Python is slow for ...

Python is slow if you do millions of tiny ops per second. The trading system does not stress every part equally. Some parts of your code are extremely hot, while others are not. For a 15-minute BTC binary trading system, most code is not running millions of times per second. Python takes 100 microseconds or 1 ms for some operations like logging, placing orders, checking balance, updating state, etc. Expensive parts of code like JSON parsing happen thousands of times per second, where Python might hurt latency. Here are some good Python packages that are good out of the box.

orjson
msgspec
uvloop
httpx
websockets
numba
sortedcontainers

Here are all the optimization using packages

# ============================================================
# Optimization packages for a Python trading system
# ============================================================


# ------------------------------------------------------------
# orjson: faster JSON decoding than the standard json library
# ------------------------------------------------------------

import json
import orjson

# Standard library JSON
msg = json.loads(raw)

# Faster Rust-backed JSON
msg = orjson.loads(raw)


# ------------------------------------------------------------
# msgspec: fast structured messages
# Use this instead of Pydantic for hot-path tick/order book data.
# ------------------------------------------------------------

from pydantic import BaseModel
import msgspec

# Slower, better for configs / API validation / non-hot paths
class BookDeltaPydantic(BaseModel):
    price: int
    size: int
    side: str
    seq: int

# Faster, better for market data / ticks / hot paths
class BookDelta(msgspec.Struct):
    price: int
    size: int
    side: str
    seq: int


# ------------------------------------------------------------
# uvloop: replaces asyncio's default event loop with a faster
# libuv-backed event loop
# ------------------------------------------------------------

import asyncio
import uvloop

asyncio.set_event_loop_policy(uvloop.EventLoopPolicy())
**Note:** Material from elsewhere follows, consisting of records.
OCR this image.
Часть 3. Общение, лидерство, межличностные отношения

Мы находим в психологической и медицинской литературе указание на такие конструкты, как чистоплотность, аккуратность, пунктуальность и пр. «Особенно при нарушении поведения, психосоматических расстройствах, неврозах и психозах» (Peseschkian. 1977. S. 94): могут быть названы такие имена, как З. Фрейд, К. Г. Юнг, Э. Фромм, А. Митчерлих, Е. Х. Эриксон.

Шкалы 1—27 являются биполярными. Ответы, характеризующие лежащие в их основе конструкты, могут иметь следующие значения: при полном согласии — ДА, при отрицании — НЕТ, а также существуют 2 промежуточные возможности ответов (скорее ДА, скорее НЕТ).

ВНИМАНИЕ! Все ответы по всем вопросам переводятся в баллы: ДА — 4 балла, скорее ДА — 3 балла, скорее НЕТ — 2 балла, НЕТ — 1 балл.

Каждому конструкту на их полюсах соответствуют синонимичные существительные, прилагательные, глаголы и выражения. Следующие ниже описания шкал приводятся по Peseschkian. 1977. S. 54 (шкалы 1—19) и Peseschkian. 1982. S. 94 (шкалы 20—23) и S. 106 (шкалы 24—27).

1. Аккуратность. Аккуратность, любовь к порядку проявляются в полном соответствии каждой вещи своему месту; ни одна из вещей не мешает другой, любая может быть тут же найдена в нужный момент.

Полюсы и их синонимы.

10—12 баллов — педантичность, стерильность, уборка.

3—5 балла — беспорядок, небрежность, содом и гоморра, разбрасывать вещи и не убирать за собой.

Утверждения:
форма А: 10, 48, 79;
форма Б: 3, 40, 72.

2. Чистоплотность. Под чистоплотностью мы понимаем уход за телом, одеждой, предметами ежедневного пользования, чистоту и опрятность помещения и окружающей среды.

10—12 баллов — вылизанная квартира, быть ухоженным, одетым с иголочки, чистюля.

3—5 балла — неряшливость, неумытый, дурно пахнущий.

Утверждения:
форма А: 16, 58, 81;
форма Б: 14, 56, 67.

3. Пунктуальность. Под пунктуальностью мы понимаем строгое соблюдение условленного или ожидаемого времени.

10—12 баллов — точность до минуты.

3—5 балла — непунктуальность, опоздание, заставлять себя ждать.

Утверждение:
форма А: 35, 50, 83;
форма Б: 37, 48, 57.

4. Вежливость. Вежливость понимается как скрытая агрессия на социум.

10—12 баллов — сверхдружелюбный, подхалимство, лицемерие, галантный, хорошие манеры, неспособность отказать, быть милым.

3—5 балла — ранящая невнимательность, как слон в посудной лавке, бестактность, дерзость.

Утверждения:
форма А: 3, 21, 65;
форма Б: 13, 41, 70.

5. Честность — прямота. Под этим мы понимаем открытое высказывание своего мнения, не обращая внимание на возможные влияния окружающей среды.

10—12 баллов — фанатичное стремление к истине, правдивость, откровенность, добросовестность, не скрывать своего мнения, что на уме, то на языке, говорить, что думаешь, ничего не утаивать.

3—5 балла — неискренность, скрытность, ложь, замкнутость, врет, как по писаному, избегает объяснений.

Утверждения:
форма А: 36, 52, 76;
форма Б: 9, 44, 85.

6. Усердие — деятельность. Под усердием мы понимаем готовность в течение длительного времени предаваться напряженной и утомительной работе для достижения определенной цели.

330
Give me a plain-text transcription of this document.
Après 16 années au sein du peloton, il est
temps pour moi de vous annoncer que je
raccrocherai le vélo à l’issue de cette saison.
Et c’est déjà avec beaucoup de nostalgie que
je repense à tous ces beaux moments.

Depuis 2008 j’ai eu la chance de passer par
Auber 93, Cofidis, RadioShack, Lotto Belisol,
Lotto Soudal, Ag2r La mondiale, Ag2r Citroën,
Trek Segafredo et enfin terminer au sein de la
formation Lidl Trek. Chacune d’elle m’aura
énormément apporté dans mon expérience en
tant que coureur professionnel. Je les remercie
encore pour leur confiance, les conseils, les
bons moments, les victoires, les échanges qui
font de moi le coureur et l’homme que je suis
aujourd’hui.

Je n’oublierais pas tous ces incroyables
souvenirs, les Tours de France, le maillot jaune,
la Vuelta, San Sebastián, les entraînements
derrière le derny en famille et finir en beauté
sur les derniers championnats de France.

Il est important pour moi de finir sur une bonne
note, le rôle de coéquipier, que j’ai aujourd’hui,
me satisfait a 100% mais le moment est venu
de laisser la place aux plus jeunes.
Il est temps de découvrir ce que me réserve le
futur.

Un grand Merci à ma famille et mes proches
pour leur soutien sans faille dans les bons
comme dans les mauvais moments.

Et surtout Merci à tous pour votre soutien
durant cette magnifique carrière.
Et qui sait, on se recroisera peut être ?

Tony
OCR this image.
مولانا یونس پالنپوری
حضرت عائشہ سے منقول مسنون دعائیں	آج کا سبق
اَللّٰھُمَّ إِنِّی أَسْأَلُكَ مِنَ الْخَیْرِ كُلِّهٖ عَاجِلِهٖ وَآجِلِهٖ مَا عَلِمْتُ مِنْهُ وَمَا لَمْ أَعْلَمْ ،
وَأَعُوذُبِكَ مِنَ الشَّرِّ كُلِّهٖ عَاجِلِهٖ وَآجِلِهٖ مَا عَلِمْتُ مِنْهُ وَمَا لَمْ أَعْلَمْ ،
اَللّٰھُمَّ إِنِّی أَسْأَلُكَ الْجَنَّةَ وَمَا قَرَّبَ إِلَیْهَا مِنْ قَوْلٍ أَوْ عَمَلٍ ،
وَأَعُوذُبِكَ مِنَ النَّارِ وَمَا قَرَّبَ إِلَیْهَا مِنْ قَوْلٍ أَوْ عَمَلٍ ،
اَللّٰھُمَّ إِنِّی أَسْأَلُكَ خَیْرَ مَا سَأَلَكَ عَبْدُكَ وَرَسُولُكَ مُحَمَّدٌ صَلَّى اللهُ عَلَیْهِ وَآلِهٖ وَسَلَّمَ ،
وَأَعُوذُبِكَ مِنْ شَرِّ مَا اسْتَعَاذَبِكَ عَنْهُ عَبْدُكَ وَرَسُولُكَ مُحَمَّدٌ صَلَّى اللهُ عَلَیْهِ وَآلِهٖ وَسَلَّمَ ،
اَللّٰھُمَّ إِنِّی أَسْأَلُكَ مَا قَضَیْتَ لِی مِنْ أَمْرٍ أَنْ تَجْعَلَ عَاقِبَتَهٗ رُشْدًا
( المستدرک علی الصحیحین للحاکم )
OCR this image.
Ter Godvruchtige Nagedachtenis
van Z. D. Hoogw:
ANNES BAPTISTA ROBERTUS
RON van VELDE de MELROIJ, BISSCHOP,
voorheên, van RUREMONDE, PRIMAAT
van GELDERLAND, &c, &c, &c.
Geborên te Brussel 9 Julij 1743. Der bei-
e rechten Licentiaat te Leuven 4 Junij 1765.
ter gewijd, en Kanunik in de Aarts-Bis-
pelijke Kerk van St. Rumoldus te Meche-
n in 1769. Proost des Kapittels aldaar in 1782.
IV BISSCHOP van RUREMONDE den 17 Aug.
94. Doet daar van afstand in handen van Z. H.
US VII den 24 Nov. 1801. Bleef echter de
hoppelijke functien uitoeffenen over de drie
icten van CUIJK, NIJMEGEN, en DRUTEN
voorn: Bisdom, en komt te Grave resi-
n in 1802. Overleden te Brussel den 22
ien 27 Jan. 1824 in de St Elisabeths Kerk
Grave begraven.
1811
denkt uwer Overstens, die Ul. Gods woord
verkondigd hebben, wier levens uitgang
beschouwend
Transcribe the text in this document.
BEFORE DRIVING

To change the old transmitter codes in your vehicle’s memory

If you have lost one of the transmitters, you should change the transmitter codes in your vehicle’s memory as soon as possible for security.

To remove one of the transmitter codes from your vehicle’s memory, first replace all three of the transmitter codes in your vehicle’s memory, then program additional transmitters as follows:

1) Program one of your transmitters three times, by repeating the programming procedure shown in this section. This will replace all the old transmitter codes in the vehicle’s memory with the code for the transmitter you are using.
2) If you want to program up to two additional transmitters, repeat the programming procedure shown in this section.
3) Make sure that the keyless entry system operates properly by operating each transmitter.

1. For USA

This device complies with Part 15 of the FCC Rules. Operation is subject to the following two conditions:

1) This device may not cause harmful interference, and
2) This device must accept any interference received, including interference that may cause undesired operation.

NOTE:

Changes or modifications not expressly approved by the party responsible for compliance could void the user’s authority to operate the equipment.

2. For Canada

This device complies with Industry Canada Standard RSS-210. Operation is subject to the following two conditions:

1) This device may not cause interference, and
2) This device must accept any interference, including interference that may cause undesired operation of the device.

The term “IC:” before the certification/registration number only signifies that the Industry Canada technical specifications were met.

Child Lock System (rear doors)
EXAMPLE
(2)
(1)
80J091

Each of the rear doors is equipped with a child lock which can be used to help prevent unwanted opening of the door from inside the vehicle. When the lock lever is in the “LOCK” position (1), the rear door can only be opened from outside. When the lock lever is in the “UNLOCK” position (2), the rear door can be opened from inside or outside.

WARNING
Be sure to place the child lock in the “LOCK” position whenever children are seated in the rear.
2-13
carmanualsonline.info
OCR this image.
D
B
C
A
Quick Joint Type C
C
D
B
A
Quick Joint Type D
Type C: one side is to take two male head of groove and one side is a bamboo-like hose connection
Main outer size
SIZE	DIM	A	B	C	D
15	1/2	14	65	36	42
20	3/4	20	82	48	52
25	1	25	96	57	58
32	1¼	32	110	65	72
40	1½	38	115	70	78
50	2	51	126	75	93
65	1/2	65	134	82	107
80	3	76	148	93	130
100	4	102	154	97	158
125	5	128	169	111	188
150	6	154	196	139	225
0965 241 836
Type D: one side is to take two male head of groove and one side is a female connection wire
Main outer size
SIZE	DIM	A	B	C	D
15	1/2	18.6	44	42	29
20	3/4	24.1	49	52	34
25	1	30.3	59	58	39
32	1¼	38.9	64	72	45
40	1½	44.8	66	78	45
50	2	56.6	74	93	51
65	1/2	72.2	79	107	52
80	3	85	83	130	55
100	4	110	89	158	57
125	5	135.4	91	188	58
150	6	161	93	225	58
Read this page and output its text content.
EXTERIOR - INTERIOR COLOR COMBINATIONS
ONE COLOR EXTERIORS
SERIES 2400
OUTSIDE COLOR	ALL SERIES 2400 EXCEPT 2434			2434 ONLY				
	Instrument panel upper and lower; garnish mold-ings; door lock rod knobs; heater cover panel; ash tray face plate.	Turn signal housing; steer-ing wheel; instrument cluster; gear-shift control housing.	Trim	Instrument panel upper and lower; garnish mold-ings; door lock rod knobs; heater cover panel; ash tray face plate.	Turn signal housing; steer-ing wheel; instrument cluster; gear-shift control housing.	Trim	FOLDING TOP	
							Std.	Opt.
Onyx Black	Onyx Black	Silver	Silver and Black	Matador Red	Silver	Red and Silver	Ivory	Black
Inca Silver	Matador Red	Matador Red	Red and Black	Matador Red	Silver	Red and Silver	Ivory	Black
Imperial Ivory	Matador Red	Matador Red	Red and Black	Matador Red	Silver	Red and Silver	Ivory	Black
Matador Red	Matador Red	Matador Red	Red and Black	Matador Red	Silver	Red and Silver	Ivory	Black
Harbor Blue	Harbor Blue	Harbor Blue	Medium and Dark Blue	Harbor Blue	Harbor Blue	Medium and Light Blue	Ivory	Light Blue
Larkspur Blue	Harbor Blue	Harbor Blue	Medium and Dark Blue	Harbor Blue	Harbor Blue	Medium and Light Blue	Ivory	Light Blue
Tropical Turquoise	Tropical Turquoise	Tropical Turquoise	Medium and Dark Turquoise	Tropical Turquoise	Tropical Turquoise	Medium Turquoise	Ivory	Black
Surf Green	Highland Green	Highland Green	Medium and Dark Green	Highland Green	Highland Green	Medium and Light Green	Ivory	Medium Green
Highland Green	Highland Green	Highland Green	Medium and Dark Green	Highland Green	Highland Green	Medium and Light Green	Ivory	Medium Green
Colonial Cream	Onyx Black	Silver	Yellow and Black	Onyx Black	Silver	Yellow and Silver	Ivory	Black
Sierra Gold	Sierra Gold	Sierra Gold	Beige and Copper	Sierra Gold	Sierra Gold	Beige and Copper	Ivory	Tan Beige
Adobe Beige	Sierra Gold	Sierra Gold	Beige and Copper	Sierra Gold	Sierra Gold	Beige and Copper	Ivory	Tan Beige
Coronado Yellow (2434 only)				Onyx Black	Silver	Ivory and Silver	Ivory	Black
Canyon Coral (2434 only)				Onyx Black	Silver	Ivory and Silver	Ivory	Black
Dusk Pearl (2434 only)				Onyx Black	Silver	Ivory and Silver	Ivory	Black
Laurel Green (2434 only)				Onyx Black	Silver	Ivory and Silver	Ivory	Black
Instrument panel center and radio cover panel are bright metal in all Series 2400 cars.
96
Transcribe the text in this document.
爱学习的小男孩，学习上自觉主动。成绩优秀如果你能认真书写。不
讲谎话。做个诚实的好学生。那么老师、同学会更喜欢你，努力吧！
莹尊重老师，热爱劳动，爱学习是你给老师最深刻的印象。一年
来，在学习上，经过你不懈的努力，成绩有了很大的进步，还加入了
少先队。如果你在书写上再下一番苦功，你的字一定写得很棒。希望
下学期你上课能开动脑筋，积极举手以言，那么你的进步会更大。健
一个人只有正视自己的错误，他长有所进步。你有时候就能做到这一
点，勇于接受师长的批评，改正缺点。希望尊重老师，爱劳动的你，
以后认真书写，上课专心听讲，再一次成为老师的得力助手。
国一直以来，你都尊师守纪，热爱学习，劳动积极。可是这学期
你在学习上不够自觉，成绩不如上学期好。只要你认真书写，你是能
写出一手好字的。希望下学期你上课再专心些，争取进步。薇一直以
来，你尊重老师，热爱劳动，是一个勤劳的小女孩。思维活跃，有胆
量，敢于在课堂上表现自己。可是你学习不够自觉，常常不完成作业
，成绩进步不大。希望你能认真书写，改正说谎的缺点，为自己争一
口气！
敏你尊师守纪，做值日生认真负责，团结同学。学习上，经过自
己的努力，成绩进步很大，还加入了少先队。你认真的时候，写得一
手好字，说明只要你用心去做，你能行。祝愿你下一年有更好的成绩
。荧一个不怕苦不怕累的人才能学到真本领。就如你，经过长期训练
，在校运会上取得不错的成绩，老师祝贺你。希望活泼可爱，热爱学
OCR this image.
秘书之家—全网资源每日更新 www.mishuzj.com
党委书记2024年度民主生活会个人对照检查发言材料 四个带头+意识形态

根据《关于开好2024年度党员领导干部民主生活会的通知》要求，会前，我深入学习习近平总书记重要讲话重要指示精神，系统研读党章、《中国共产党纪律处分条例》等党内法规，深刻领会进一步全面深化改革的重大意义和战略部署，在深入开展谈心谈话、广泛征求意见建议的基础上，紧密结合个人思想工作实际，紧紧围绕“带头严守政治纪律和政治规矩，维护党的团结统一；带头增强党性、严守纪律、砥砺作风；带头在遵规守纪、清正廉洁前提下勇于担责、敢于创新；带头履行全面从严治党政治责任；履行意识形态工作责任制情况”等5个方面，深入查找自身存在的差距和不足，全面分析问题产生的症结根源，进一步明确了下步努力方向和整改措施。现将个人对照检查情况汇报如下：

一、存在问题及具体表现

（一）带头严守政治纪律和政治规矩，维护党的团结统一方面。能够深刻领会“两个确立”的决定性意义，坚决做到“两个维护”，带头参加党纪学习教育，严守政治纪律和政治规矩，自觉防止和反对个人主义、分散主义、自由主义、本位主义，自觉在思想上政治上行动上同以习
# ------------------------------------------------------------
# httpx with HTTP/2 and persistent connections
# Reuse a long-lived client so TCP/TLS connections stay warm.
# ------------------------------------------------------------

import httpx

url = "https://example.com/orders"

# Bad: creates a new client and connection for every order
async def place_order_slow(order):
    async with httpx.AsyncClient() as client:
        return await client.post(url, json=order)

# Better: reuse a long-lived HTTP/2 client
client = httpx.AsyncClient(http2=True)

async def place_order(order):
    return await client.post(url, json=order)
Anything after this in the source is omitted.